Mean bone mineral density expressed as Z-scores (standard deviations compared to the reference values).

White Men,
n=29 (SD)
White Women,
n=18 (SD)
Black Men,
n=25 (SD)
Black Women,
n=30 (SD)
Total Spine Z
score
−0.24
(1.22)
+1.06
(1.55)
−0.88
(1.29)
−0.04
(1.24)
Total Hip Z
score
+0.26
(1.05)
+1.07
(1.12)
+0.49
(0.85)
+0.52
(0.82)
Femoral neck
Z score
+0.38
(0.84)
+1.07
(1.03)
+0.43
(0.96)
+0.46
(0.99)

Men

White men showed no evidence of reduced BMD at the total spine (mean Z-score: −0.24, p=0.2), total hip (mean Z-score: +0.26, p=0.16), and femoral neck (mean Z-score: +0.38, p=0.04). Black men showed reduced BMD in the total spine (mean Z-score: −0.88, p=0.00001), but not in the hip (mean Z-score: +0.49, p=0.016), or femoral neck (mean Z-score: +0.43, p=0.035).

Women

Black and white women showed no evidence of reduced BMD in the total spine (mean Z-scores: −0.04, p=0.83; +1.06, p<0.0001 respectively), total hip (mean Z-scores: +0.52, p=0.006; +1.07, p<0.0001 respectively), and femoral neck (mean Z-scores: +0.46, p=0.015; +1.07, p<0.0001 respectively).

Bone metabolism

Men

Osteocalcin levels (mean=10.9 ng/ml (SD: 2.4)) exceeded the upper limit of the normal range (3.4-9.1). Mean deoxypyridinoline levels were 3.09nmol/mM creatinine (SD: 1.7), within the normal range (2.3-5.4).

Women

Osteocalcin (mean=8.7ng/ml (SD: 3.6) and deoxypyridinoline (mean: 4.9 nmol/mM creatinine (SD: 2.2)) levels were within the normal ranges (3.6-10.0 and 3.0-7.4 respectively).

DISCUSSION

Our key finding, in the largest sample of patients taking antipsychotics studied to date, is BMD is not clinically decreased compared to normal values and not correlated with prolactin levels. The biochemical measures of bone metabolism do not indicate increased bone turnover, supporting the main finding.

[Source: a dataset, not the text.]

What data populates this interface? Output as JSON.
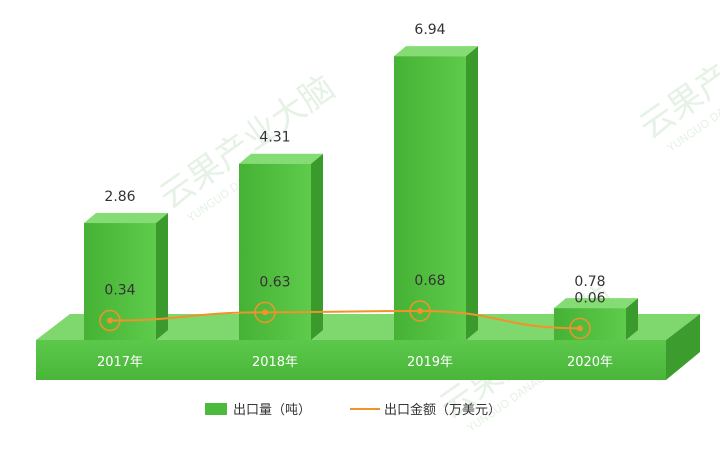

These findings contrast with earlier reports of decreased BMD, possibly due to sample differences: compared to previous studies subjects showed shorter treatment duration (although still a median of three years), and lower levels of prolactin, smoking, and alcohol use, and higher BMI 1;2. Elevated BMI is protective against low BMD5, and this may be a significant factor in the negative finding. The findings support reports of no significant difference in BMD (measured by DXA) between female patients taking ‘prolactin-raising’ and ‘prolactin-sparing’ antipsychotics 4. The reduced spinal BMD in black men warrants further investigation, but is unlikely to indicate that antipsychotics are associated with reduced BMD as this would require a selective mechanism. It may be artefactual as reference data are less precise for spinal BMD in black men5-7.

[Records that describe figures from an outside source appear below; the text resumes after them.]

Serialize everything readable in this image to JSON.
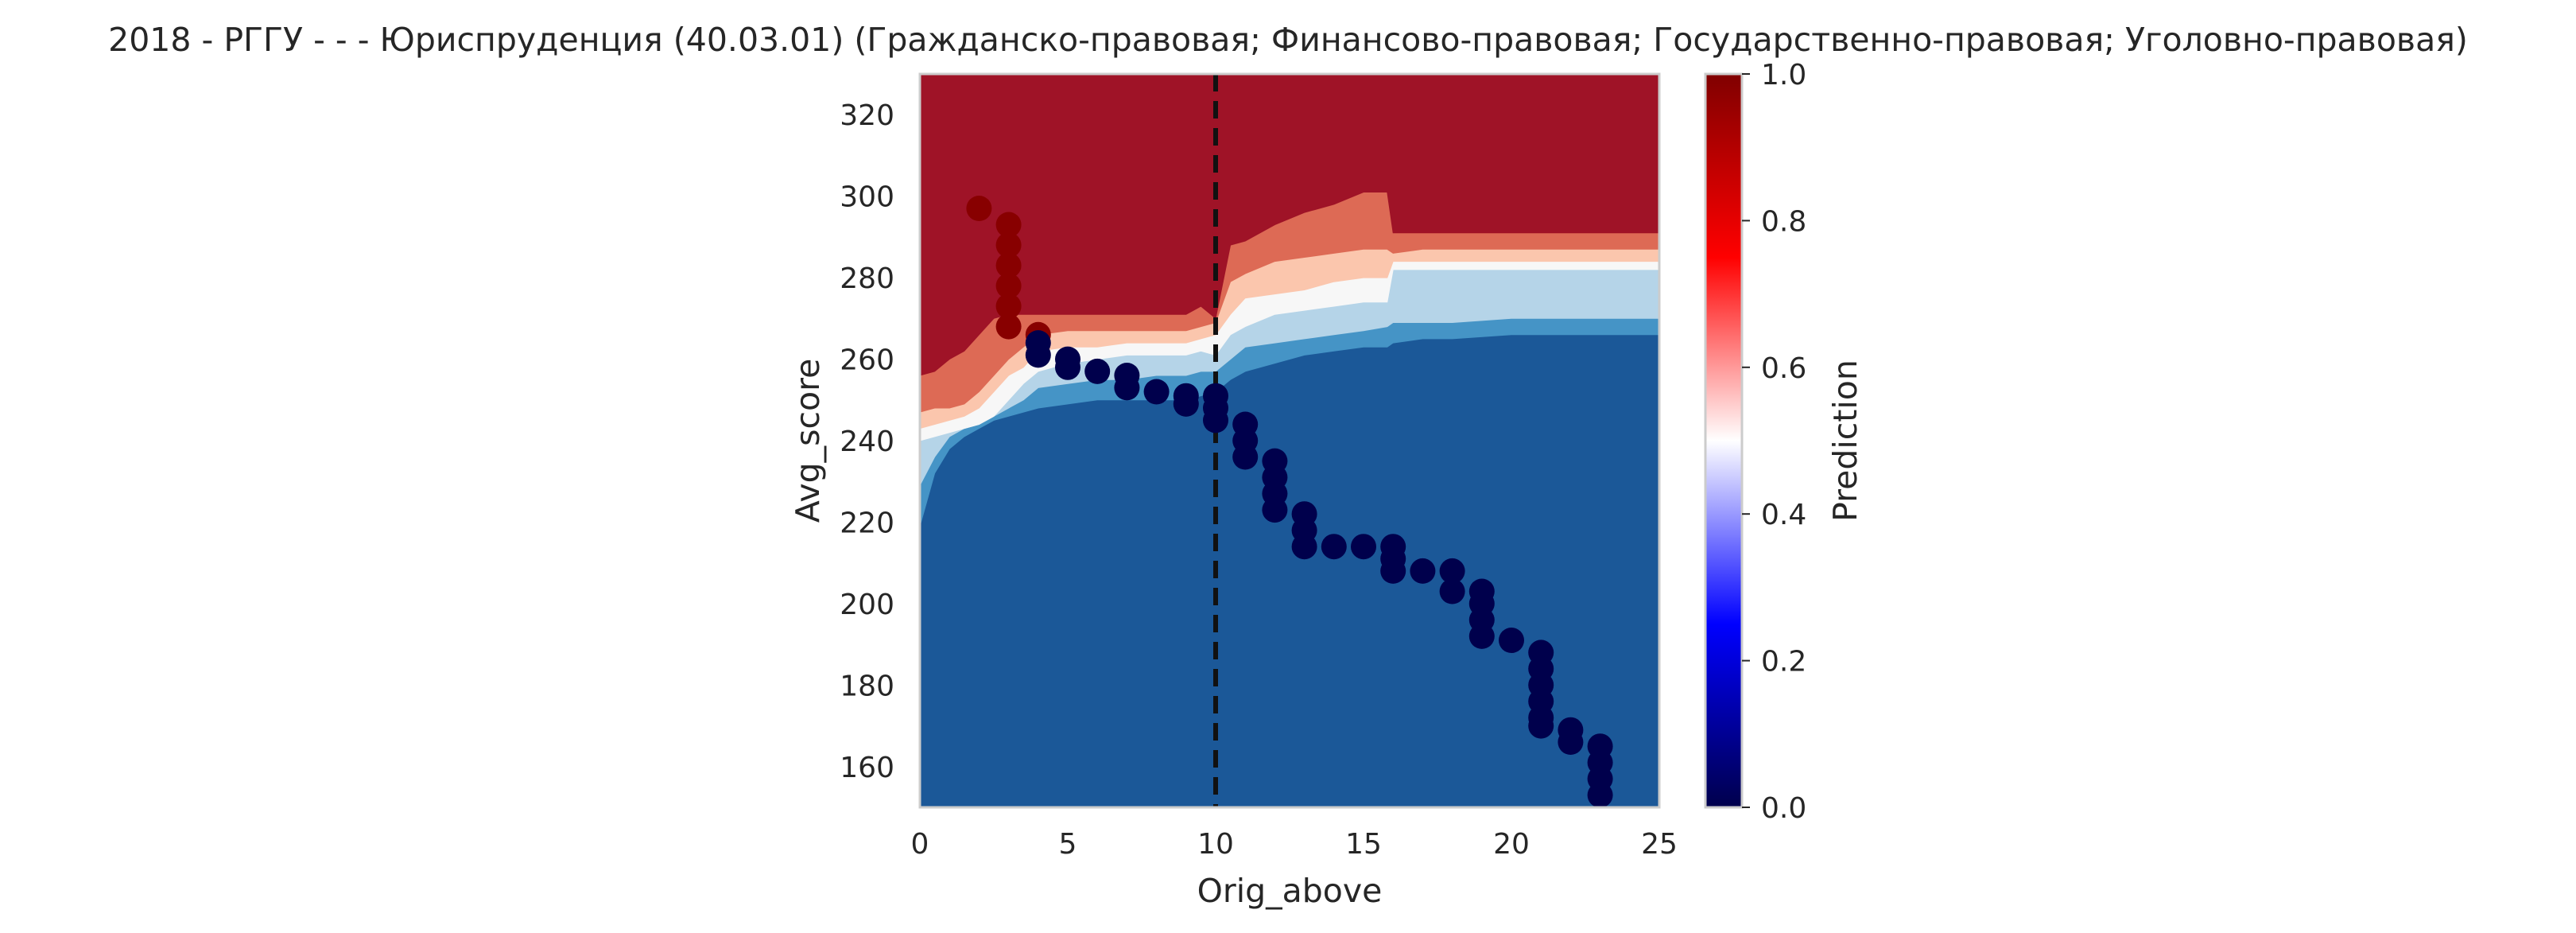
{
  "chart_data": {
    "type": "contour",
    "title": "2018 - РГГУ - - - Юриспруденция (40.03.01) (Гражданско-правовая; Финансово-правовая; Государственно-правовая; Уголовно-правовая)",
    "xlabel": "Orig_above",
    "ylabel": "Avg_score",
    "xlim": [
      0,
      25
    ],
    "ylim": [
      150,
      330
    ],
    "x_ticks": [
      0,
      5,
      10,
      15,
      20,
      25
    ],
    "y_ticks": [
      160,
      180,
      200,
      220,
      240,
      260,
      280,
      300,
      320
    ],
    "grid": false,
    "threshold_line": {
      "x": 10,
      "style": "dashed",
      "color": "#111111"
    },
    "colorbar": {
      "label": "Prediction",
      "colormap": "seismic",
      "ticks": [
        "0.0",
        "0.2",
        "0.4",
        "0.6",
        "0.8",
        "1.0"
      ],
      "range": [
        0,
        1
      ]
    },
    "contour_fill_colors": [
      "#1b5898",
      "#4594c6",
      "#b5d4e8",
      "#f7f7f7",
      "#fbc6ad",
      "#dd6a55",
      "#9f1327"
    ],
    "contour_boundaries": {
      "x": [
        0,
        0.5,
        1,
        1.5,
        2,
        2.5,
        3,
        3.5,
        4,
        5,
        6,
        7,
        8,
        9,
        9.5,
        10,
        10.5,
        11,
        12,
        13,
        14,
        15,
        15.8,
        16,
        17,
        18,
        20,
        22,
        25
      ],
      "b1": [
        219,
        232,
        238,
        241,
        243,
        245,
        246,
        247,
        248,
        249,
        250,
        250,
        250,
        250,
        251,
        252,
        255,
        257,
        259,
        261,
        262,
        263,
        263,
        264,
        265,
        265,
        266,
        266,
        266
      ],
      "b2": [
        229,
        236,
        241,
        243,
        244,
        246,
        248,
        250,
        253,
        254,
        255,
        255,
        256,
        256,
        257,
        257,
        260,
        263,
        264,
        265,
        266,
        267,
        268,
        269,
        269,
        269,
        270,
        270,
        270
      ],
      "b3": [
        240,
        241,
        242,
        243,
        244,
        246,
        250,
        254,
        257,
        259,
        260,
        261,
        261,
        261,
        262,
        261,
        266,
        268,
        271,
        272,
        273,
        274,
        274,
        282,
        282,
        282,
        282,
        282,
        282
      ],
      "b4": [
        243,
        244,
        245,
        246,
        248,
        252,
        256,
        258,
        262,
        263,
        263,
        264,
        264,
        264,
        265,
        266,
        271,
        275,
        276,
        277,
        279,
        280,
        280,
        284,
        284,
        284,
        284,
        284,
        284
      ],
      "b5": [
        247,
        248,
        248,
        249,
        252,
        256,
        260,
        263,
        266,
        267,
        267,
        267,
        267,
        267,
        268,
        269,
        279,
        281,
        284,
        285,
        286,
        287,
        287,
        286,
        287,
        287,
        287,
        287,
        287
      ],
      "b6": [
        256,
        257,
        260,
        262,
        266,
        270,
        271,
        271,
        271,
        271,
        271,
        271,
        271,
        271,
        273,
        270,
        288,
        289,
        293,
        296,
        298,
        301,
        301,
        291,
        291,
        291,
        291,
        291,
        291
      ]
    },
    "series": [
      {
        "color": "#880000",
        "points": [
          [
            2,
            297
          ],
          [
            3,
            293
          ],
          [
            3,
            288
          ],
          [
            3,
            283
          ],
          [
            3,
            278
          ],
          [
            3,
            273
          ],
          [
            3,
            268
          ],
          [
            4,
            266
          ]
        ]
      },
      {
        "color": "#00004c",
        "points": [
          [
            4,
            264
          ],
          [
            4,
            261
          ],
          [
            5,
            260
          ],
          [
            5,
            258
          ],
          [
            6,
            257
          ],
          [
            7,
            256
          ],
          [
            7,
            253
          ],
          [
            8,
            252
          ],
          [
            9,
            251
          ],
          [
            9,
            249
          ],
          [
            10,
            251
          ],
          [
            10,
            248
          ],
          [
            10,
            245
          ],
          [
            11,
            244
          ],
          [
            11,
            240
          ],
          [
            11,
            236
          ],
          [
            12,
            235
          ],
          [
            12,
            231
          ],
          [
            12,
            227
          ],
          [
            12,
            223
          ],
          [
            13,
            222
          ],
          [
            13,
            218
          ],
          [
            13,
            214
          ],
          [
            14,
            214
          ],
          [
            15,
            214
          ],
          [
            16,
            214
          ],
          [
            16,
            211
          ],
          [
            16,
            208
          ],
          [
            17,
            208
          ],
          [
            18,
            208
          ],
          [
            18,
            203
          ],
          [
            19,
            203
          ],
          [
            19,
            200
          ],
          [
            19,
            196
          ],
          [
            19,
            192
          ],
          [
            20,
            191
          ],
          [
            21,
            188
          ],
          [
            21,
            184
          ],
          [
            21,
            180
          ],
          [
            21,
            176
          ],
          [
            21,
            172
          ],
          [
            21,
            170
          ],
          [
            22,
            169
          ],
          [
            22,
            166
          ],
          [
            23,
            165
          ],
          [
            23,
            161
          ],
          [
            23,
            157
          ],
          [
            23,
            153
          ]
        ]
      }
    ]
  }
}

The major limitation of the study is it uses population data for comparison, although this aids interpretation as the clinical significance of reductions in BMD compared to population norms is well established5.

The results do not exclude effects on BMD with longer-term treatment or sub-groups with marked hyperprolactinaemia, warranting further investigation1;5. The study was powered to detect BMD reductions ≥1 S.D (equivalent to age adjusted osteopenia or osteoporosis 5) in a sample of 17 subjects but may have missed more subtle changes.

The finding that BMD is not clinically reduced or related to prolactin levels is reassuring for patients taking antipsychotics.